Hacker News new | ask | show | jobs
by 908B64B197 2053 days ago
Question: What keeps an organization from hosting it's own package mirror internally and only periodically fetch the diffs from the central registry?
5 comments

There are tools for doing this, but it's a matter of cost and complexity to deal with them.

Artifactory seems to have a pretty big chunk of this vertical. It supports a few different repository protocols, so it serves as a bit of a one-stop shop that survives technology changes.

If you are fetching multiple GB of images over the network it kinda make sense.
Way more than “kinda”. If you have a continuous integration pipeline that checks out projects from scratch (as it should), every build fetches all dependencies, transitively.

Even ignoring download costs, a local cache (one of the functions of an artifactory) helps speed up those downloads and,with it, your builds.
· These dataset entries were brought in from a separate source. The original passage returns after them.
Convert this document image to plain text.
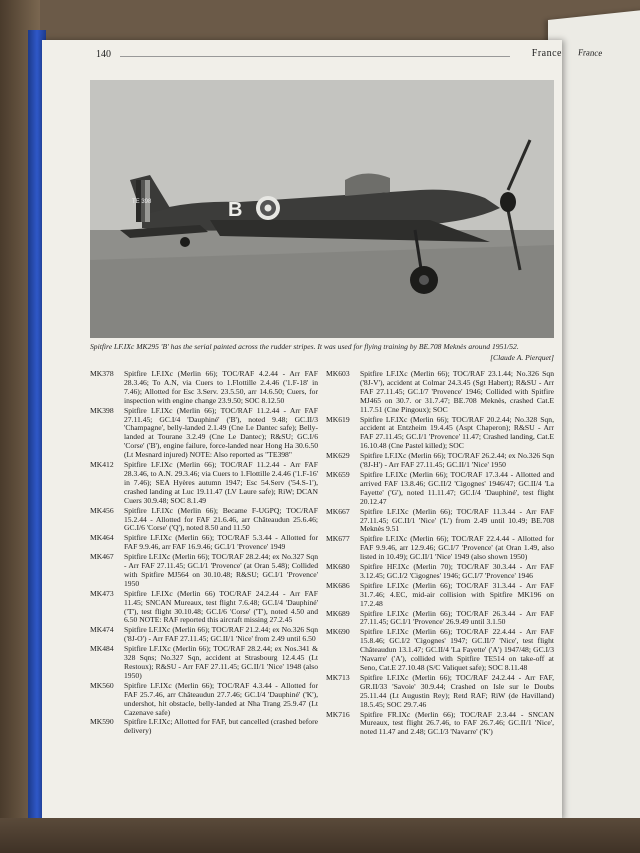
France
140	France
B
TE 398
Spitfire LF.IXc MK295 'B' has the serial painted across the rudder stripes. It was used for flying training by BE.708 Meknès around 1951/52.
[Claude A. Pierquet]
MK378	Spitfire LF.IXc (Merlin 66); TOC/RAF 4.2.44 - Arr FAF 28.3.46; To A.N, via Cuers to 1.Flottille 2.4.46 ('1.F-18' in 7.46); Allotted for Esc 3.Serv. 23.5.50, arr 14.6.50; Cuers, for inspection with engine change 23.9.50; SOC 8.12.50
MK398	Spitfire LF.IXc (Merlin 66); TOC/RAF 11.2.44 - Arr FAF 27.11.45; GC.I/4 'Dauphiné' ('B'), noted 9.48; GC.II/3 'Champagne', belly-landed 2.1.49 (Cne Le Dantec safe); Belly-landed at Tourane 3.2.49 (Cne Le Dantec); R&SU; GC.I/6 'Corse' ('B'), engine failure, force-landed near Hong Ha 30.6.50 (Lt Mesnard injured) NOTE: Also reported as "TE398"
MK412	Spitfire LF.IXc (Merlin 66); TOC/RAF 11.2.44 - Arr FAF 28.3.46, to A.N. 29.3.46; via Cuers to 1.Flottille 2.4.46 ('1.F-16' in 7.46); SEA Hyères autumn 1947; Esc 54.Serv ('54.S-1'), crashed landing at Luc 19.11.47 (LV Laure safe); RiW; DCAN Cuers 30.9.48; SOC 8.1.49
MK456	Spitfire LF.IXc (Merlin 66); Became F-UGPQ; TOC/RAF 15.2.44 - Allotted for FAF 21.6.46, arr Châteaudun 25.6.46; GC.I/6 'Corse' ('Q'), noted 8.50 and 11.50
MK464	Spitfire LF.IXc (Merlin 66); TOC/RAF 5.3.44 - Allotted for FAF 9.9.46, arr FAF 16.9.46; GC.I/1 'Provence' 1949
MK467	Spitfire LF.IXc (Merlin 66); TOC/RAF 28.2.44; ex No.327 Sqn - Arr FAF 27.11.45; GC.I/1 'Provence' (at Oran 5.48); Collided with Spitfire MJ564 on 30.10.48; R&SU; GC.I/1 'Provence' 1950
MK473	Spitfire LF.IXc (Merlin 66) TOC/RAF 24.2.44 - Arr FAF 11.45; SNCAN Mureaux, test flight 7.6.48; GC.I/4 'Dauphiné' ('T'), test flight 30.10.48; GC.I/6 'Corse' ('T'), noted 4.50 and 6.50 NOTE: RAF reported this aircraft missing 27.2.45
MK474	Spitfire LF.IXc (Merlin 66); TOC/RAF 21.2.44; ex No.326 Sqn ('8J-O') - Arr FAF 27.11.45; GC.II/1 'Nice' from 2.49 until 6.50
MK484	Spitfire LF.IXc (Merlin 66); TOC/RAF 28.2.44; ex Nos.341 & 328 Sqns; No.327 Sqn, accident at Strasbourg 12.4.45 (Lt Restoux); R&SU - Arr FAF 27.11.45; GC.II/1 'Nice' 1948 (also 1950)
MK560	Spitfire LF.IXc (Merlin 66); TOC/RAF 4.3.44 - Allotted for FAF 25.7.46, arr Châteaudun 27.7.46; GC.I/4 'Dauphiné' ('K'), undershot, hit obstacle, belly-landed at Nha Trang 25.9.47 (Lt Cazenave safe)
MK590	Spitfire LF.IXc; Allotted for FAF, but cancelled (crashed before delivery)
MK603	Spitfire LF.IXc (Merlin 66); TOC/RAF 23.1.44; No.326 Sqn ('8J-V'), accident at Colmar 24.3.45 (Sgt Habert); R&SU - Arr FAF 27.11.45; GC.I/7 'Provence' 1946; Collided with Spitfire MJ465 on 30.7. or 31.7.47; BE.708 Meknès, crashed Cat.E 11.7.51 (Cne Pingoux); SOC
MK619	Spitfire LF.IXc (Merlin 66); TOC/RAF 20.2.44; No.328 Sqn, accident at Entzheim 19.4.45 (Aspt Chaperon); R&SU - Arr FAF 27.11.45; GC.I/1 'Provence' 11.47; Crashed landing, Cat.E 16.10.48 (Cne Pastel killed); SOC
MK629	Spitfire LF.IXc (Merlin 66); TOC/RAF 26.2.44; ex No.326 Sqn ('8J-H') - Arr FAF 27.11.45; GC.II/1 'Nice' 1950
MK659	Spitfire LF.IXc (Merlin 66); TOC/RAF 17.3.44 - Allotted and arrived FAF 13.8.46; GC.II/2 'Cigognes' 1946/47; GC.II/4 'La Fayette' ('G'), noted 11.11.47; GC.I/4 'Dauphiné', test flight 20.12.47
MK667	Spitfire LF.IXc (Merlin 66); TOC/RAF 11.3.44 - Arr FAF 27.11.45; GC.II/1 'Nice' ('L') from 2.49 until 10.49; BE.708 Meknès 9.51
MK677	Spitfire LF.IXc (Merlin 66); TOC/RAF 22.4.44 - Allotted for FAF 9.9.46, arr 12.9.46; GC.I/7 'Provence' (at Oran 1.49, also listed in 10.49); GC.II/1 'Nice' 1949 (also shown 1950)
MK680	Spitfire HF.IXc (Merlin 70); TOC/RAF 30.3.44 - Arr FAF 3.12.45; GC.I/2 'Cigognes' 1946; GC.I/7 'Provence' 1946
MK686	Spitfire LF.IXc (Merlin 66); TOC/RAF 31.3.44 - Arr FAF 31.7.46; 4.EC, mid-air collision with Spitfire MK196 on 17.2.48
MK689	Spitfire LF.IXc (Merlin 66); TOC/RAF 26.3.44 - Arr FAF 27.11.45; GC.I/1 'Provence' 26.9.49 until 3.1.50
MK690	Spitfire LF.IXc (Merlin 66); TOC/RAF 22.4.44 - Arr FAF 15.8.46; GC.I/2 'Cigognes' 1947; GC.II/7 'Nice', test flight Châteaudun 13.1.47; GC.II/4 'La Fayette' ('A') 1947/48; GC.I/3 'Navarre' ('A'), collided with Spitfire TE514 on take-off at Seno, Cat.E 27.10.48 (S/C Valiquet safe); SOC 8.11.48
MK713	Spitfire LF.IXc (Merlin 66); TOC/RAF 24.2.44 - Arr FAF, GR.II/33 'Savoie' 30.9.44; Crashed on Isle sur le Doubs 25.11.44 (Lt Augustin Rey); Retd RAF; RiW (de Havilland) 18.5.45; SOC 29.7.46
MK716	Spitfire FR.IXc (Merlin 66); TOC/RAF 2.3.44 - SNCAN Mureaux, test flight 26.7.46, to FAF 26.7.46; GC.II/1 'Nice', noted 11.47 and 2.48; GC.I/3 'Navarre' ('K')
It probably also helps against getting blacklisted by code repositories.

An artifactory also automatically backs up any libraries you use. That protects against them disappearing from the internet.

I think the first wave of artifactory customers was also populated by companies with limited network connectivity. It’s nuts to run a Rails or J2EE project if your company is using a pair of 1MB modems for all traffic, even if the dependencies are relatively small. Branch offices are similarly hamstrung. That was part of Perforce’s customer base as well, since they could run a local proxy for source code.

As you get into CI/CD you start to notice that your upstream repo is occasionally down, because it’s getting in the way of some deadline.

We use Nexus and cache all of our packages, but it is one more system to maintain and update. Sure Nexus is a great asset, almost never gave us trouble.
AWS has a managed service CodeArtifact that supports all the common code package repos and allows caching of upstream repos. Granted it doesn't work with Docker Images, but you asked about packages.
Someone would have to support it 24x7 and we could never get the uptime of DockerHub/ACS/ECS. Since a Production k8s deployment could spin up an instance at any time of day, some type of 5-9 or at least 4-9 uptime is pretty important.
I see.

I guess you could still fall back to the main package source if the local mirror is down.

As long as you're not doing push stuff:

1) set up a series of N docker registry mirrors in pull-through mode (https://docs.docker.com/registry/recipes/mirror/, it's as simple as "docker run --rm --name registry -d -p 5000:5000 -e REGISTRY_STORAGE_DELETE_ENABLED=true -e REGISTRY_PROXY_REMOTEURL=https://registry-1.docker.io -v /mnt/persistentdata/registry:/var/lib/registry registry")

2) expose them on the same domain name (multiple A records, loadbalancers, whatever you want)

3) set them as mirrors in each machine's docker daemon

In case one of your mirrors go down, take them out of the DNS/LB rotation. That's it.

Why is no one talking about this solution?
Cause users still need to update where they are pulling from.

There'd need to be a way within docker to alias to the new URL so that what normally would go to docker hub ends up pulling from the mirror.

No they do not, that is the entire beauty of the pull-through mirror. For user code, as long as they keep referencing only to Dockerhub images, nothing needs to be changed (edit: except Gitlab CI configurations using docker:dind, which needs to be informed about the mirror).

The only downside is, as said, that it can't cache third party repos (quay.io comes to mind for people involved in k8s). For these, one has to mess with the resolv.conf and self-signed HTTPS certs for the Docker registry mirror.

Nothing. We did this when NPM was having issues and it worked very well for us, we also did this for some non-US team mates who had very poor NPM performance.

It runs well, is easy to keep up and working and generally was awesome.